The head of state did not like the five-year plans drawn by departments: they contain few details and no names of the officials who will be responsible, the Nezavisimaya Gazeta writes. The ministries were given several weeks for correction of mistakes. The intrigue is whether or not the ministers will be able to come up with the documents which the president finds adequate. They have been unable to do it so far. Putin rebuked practically all ministers, warning that that they would bear public, political and personal responsibility.

Political analysts polled by the newspaper saw in this decision the elements of direct presidential rule introduced over the whole federal government, not an individual crisis region.

"It seems Vladimir Putin is deliberately decreasing the significance of the Cabinet, showing that it is him, and nobody else who controls the ministers," political scientist Konstantin Simonov said. But this mode of control is fraught with certain risks. "If you regularly convene meetings and publicly analyze their work and then state that the May degrees are not implemented, people might have questions for the president," Simonov said.

He does not believe however that we should expect a tough reaction to as far as firing the ministers who are at fault. Resignations will surely follow, but this will happen in the future. "The country will not avoid economic upheavals in the next five-year period. In that case, the government may play the role of lightning conductor. So far, the ministers suit Putin.

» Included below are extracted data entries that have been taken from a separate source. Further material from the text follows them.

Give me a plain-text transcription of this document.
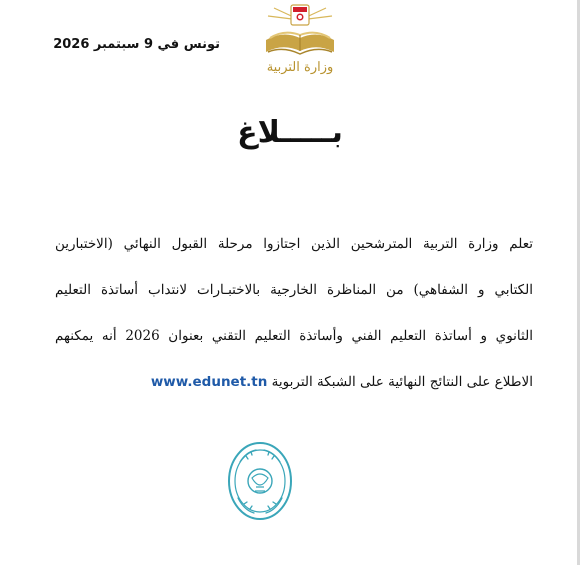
تونس في 9 سبتمبر 2026
وزارة التربية
بـــــلاغ
تعلم وزارة التربية المترشحين الذين اجتازوا مرحلة القبول النهائي (الاختبارين
الكتابي و الشفاهي) من المناظرة الخارجية بالاختبـارات لانتداب أساتذة التعليم
الثانوي و أساتذة التعليم الفني وأساتذة التعليم التقني بعنوان 2026 أنه يمكنهم
الاطلاع على النتائج النهائية على الشبكة التربوية www.edunet.tn
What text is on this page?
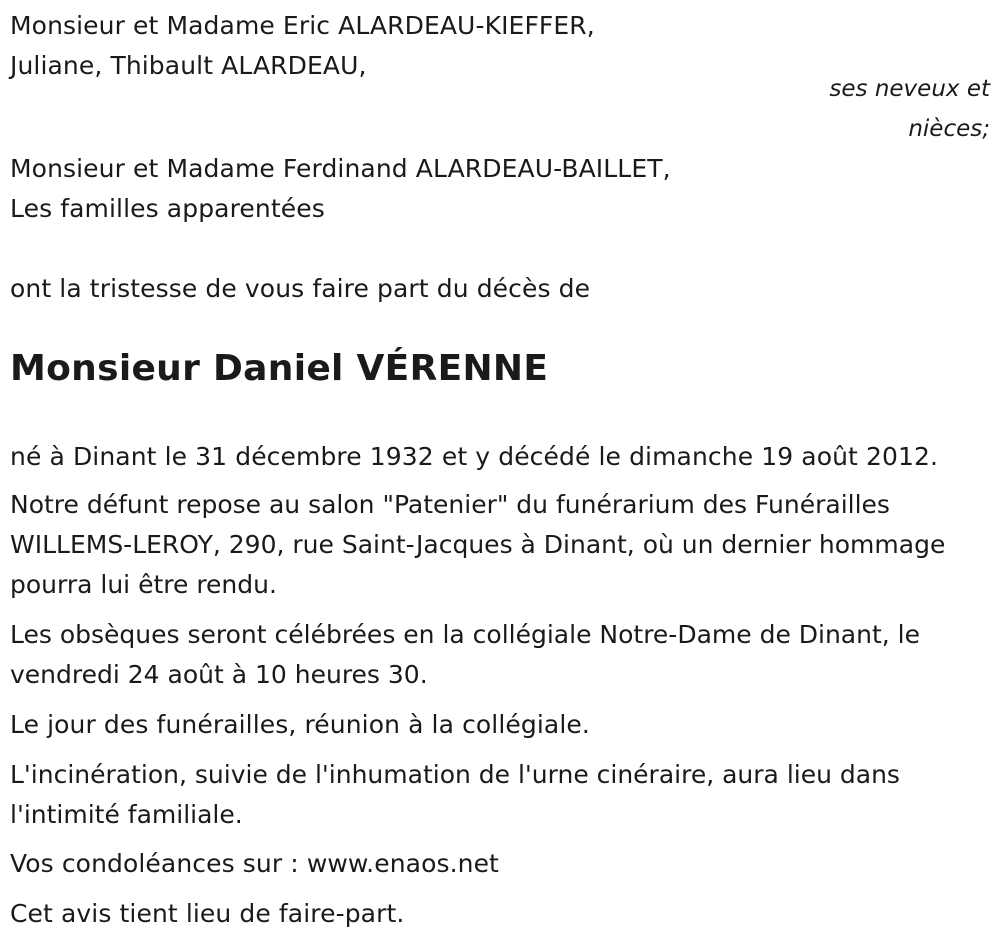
Monsieur et Madame Eric ALARDEAU-KIEFFER,
Juliane, Thibault ALARDEAU,
ses neveux et
nièces;
Monsieur et Madame Ferdinand ALARDEAU-BAILLET,
Les familles apparentées
ont la tristesse de vous faire part du décès de
Monsieur Daniel VÉRENNE
né à Dinant le 31 décembre 1932 et y décédé le dimanche 19 août 2012.
Notre défunt repose au salon "Patenier" du funérarium des Funérailles WILLEMS-LEROY, 290, rue Saint-Jacques à Dinant, où un dernier hommage pourra lui être rendu.
Les obsèques seront célébrées en la collégiale Notre-Dame de Dinant, le vendredi 24 août à 10 heures 30.
Le jour des funérailles, réunion à la collégiale.
L'incinération, suivie de l'inhumation de l'urne cinéraire, aura lieu dans l'intimité familiale.
Vos condoléances sur : www.enaos.net
Cet avis tient lieu de faire-part.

He keeps them on the hook for the difficult-to-implement May decrees, the expert underlined.

"It was a routine development," a government official told the Vedomosti, "you should not seek politics in this meeting."

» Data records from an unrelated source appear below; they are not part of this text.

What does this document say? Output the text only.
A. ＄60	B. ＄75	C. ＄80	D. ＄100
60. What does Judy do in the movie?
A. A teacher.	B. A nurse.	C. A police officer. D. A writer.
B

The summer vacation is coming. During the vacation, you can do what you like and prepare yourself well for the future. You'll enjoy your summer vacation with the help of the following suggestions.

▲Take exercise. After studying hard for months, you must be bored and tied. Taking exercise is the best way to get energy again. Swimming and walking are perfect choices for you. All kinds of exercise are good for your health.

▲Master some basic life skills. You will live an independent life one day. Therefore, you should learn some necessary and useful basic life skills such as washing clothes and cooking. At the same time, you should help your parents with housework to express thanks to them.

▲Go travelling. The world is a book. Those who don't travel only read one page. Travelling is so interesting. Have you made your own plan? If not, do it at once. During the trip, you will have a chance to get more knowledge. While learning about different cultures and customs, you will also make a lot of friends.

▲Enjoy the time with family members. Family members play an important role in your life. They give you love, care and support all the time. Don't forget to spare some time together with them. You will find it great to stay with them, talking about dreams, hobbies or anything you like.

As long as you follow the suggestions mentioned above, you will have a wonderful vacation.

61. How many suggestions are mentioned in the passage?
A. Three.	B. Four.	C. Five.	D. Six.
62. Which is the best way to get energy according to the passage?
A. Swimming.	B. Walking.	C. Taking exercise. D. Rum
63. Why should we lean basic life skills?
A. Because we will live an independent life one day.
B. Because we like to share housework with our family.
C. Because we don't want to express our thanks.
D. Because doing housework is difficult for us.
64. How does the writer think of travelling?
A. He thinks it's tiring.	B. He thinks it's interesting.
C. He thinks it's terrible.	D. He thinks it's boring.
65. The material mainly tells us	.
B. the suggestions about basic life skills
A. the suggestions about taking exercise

Ministries and departments have annually reported on their work since 2004, assistance professor at the Higher School of Economics Pavel Kudyukin reminded to the newspaper; these reports continue objectives with clear indicators.

But presidential decrees set many unfeasible and mutually exclusive tasks, therefore reporting on their implementation is becoming unrealistic. "Criticism for the work on the degrees is a good pretext for reshuffle," Kudyukin believes.

"You can draw any plans, or you can tell them off, but it is difficult to find reserves with current economic growth rates," the Novye Izvestia cited deputy director of the RANKhiGS department for state regulation of the economy Vladimir Klimanov as saying, "in this connection, the risks are quite high, and the statements about insufficient resources which regional politicians make within the framework of implementing "May decrees" are largely justified."

Recently, former Finance Minister Alexei Kudrin said that in order to meet the election promises, the regions will have to cut investment projects and withdraw the funds which could be use to raise provinces and the national economy in general, the newspaper reminds.